There are people developing Smith-Waterman (and other bioinformatic)
solutions for many other non-microprocessor architectures as well.
For examplt, Cray's traditional vector-based machines (not really "new")
have a bioinformatics library.
Post by Eric Lynum
engineer interested in the field of Bioinformatics since I'm not in the
field, it seems from reading the posts that Cray machines and Opteron
processors are used? Why is this, are there no other computational
Processors of of all sorts are used. Cray probably benchmarked
the SSEARCH34 algorithm on an Opteron since that processor is a
primary component of the XD1. Of course, these days comparisons
are generally made against standard microprocessors for most
things, since it provides perspective to a broad audience.
Post by Eric Lynum
architectures that are appropriate? Also, what algorithms require these
processors and why?
Many of the algorithms used in bioinformatics are inherently
parallel (perhaps even embarassingly so, as Kevin mentioned earlier).
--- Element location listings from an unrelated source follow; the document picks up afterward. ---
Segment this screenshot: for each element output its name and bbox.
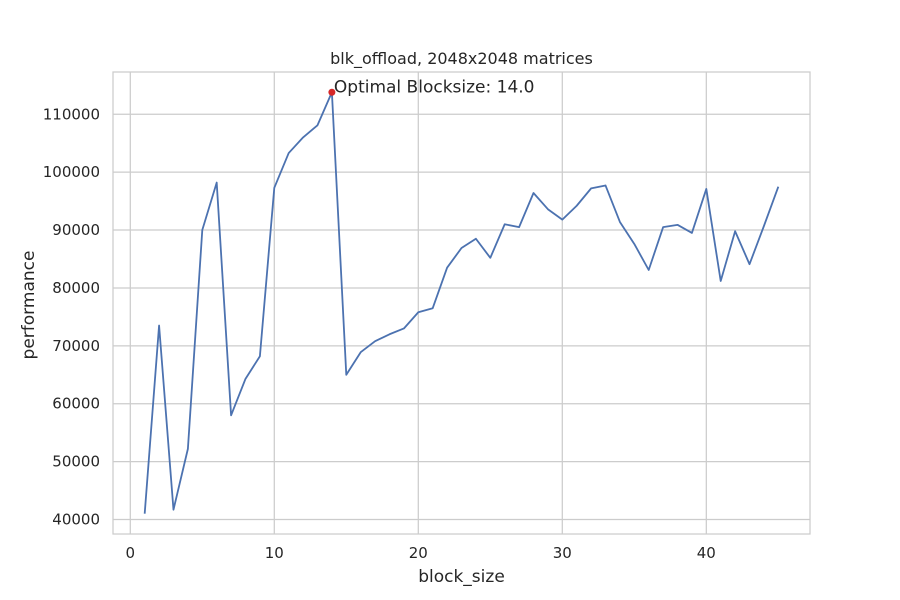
x-tick-label: 40 <box>697 544 716 562</box>
x-tick-label: 0 <box>126 544 136 562</box>
y-gridlines <box>113 113 810 521</box>
annotation-layer: Optimal Blocksize: 14.0 <box>328 77 534 97</box>
series-layer <box>143 91 780 514</box>
optimal-blocksize-annotation: Optimal Blocksize: 14.0 <box>334 77 535 97</box>
optimal-point-marker <box>328 88 336 96</box>
y-tick-label: 70000 <box>52 337 100 355</box>
y-tick-label: 100000 <box>43 163 100 181</box>
x-gridlines <box>129 72 707 534</box>
y-tick-label: 90000 <box>52 221 100 239</box>
plot-frame <box>112 71 811 535</box>
x-axis-label: block_size <box>418 567 505 587</box>
x-tick-labels: 0 10 20 30 40 <box>126 544 716 562</box>
series-line <box>143 91 780 514</box>
y-axis-label: performance <box>19 251 39 360</box>
y-tick-label: 50000 <box>52 453 100 471</box>
y-tick-label: 80000 <box>52 279 100 297</box>
chart-title: blk_offload, 2048x2048 matrices <box>330 49 593 69</box>
x-tick-label: 10 <box>265 544 284 562</box>
x-tick-label: 20 <box>409 544 428 562</box>
y-tick-labels: 40000 50000 60000 70000 80000 90000 100000 1100… <box>43 105 100 528</box>
y-tick-label: 60000 <box>52 395 100 413</box>
x-tick-label: 30 <box>553 544 572 562</box>
y-tick-label: 110000 <box>43 105 100 123</box>
y-tick-label: 40000 <box>52 511 100 529</box>
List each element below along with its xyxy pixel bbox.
While they don't _require_ a parallel architecture, they tend to perform
well on systems that exploit parallelism. For more information on how
processing architectures and algorithms work together (i.e. "what
algorithms and why") you might like H.S. Stone's "High-Performance
Computer Architecture" (Addison-Wesley) or D. Cutler, J.P. Singh and A.
Gupta's "Parallel Computer Architecture : A Hardware/Software Approach"
(Morgan Kaufmann).
--
. Dr. Scott Harper
. Adaptive Genomics Corp.
. 620 N. Main St, Suite 103
. Blacksburg, VA 24060
. ***@AdaptiveGenomics.com, 540-552-2700
Jeff
2006-05-20 15:46:49 UTC
Permalink
Post by Eric Lynum
I'd like to know have there been any new computational architectures that
people are looking at today other than multiprocessing? As a hardware
engineer interested in the field of Bioinformatics since I'm not in the
field, it seems from reading the posts that Cray machines and Opteron
processors are used? Why is this, are there no other computational
architectures that are appropriate? Also, what algorithms require these
processors and why?
There are some architectures where you can simulate a neuron by using
capacitors, resistors and other electronic elements to simulate neurons in
VLSI chips. I think they did this at Caltech.

There are some parallel computers that are well-suited to brain simulation.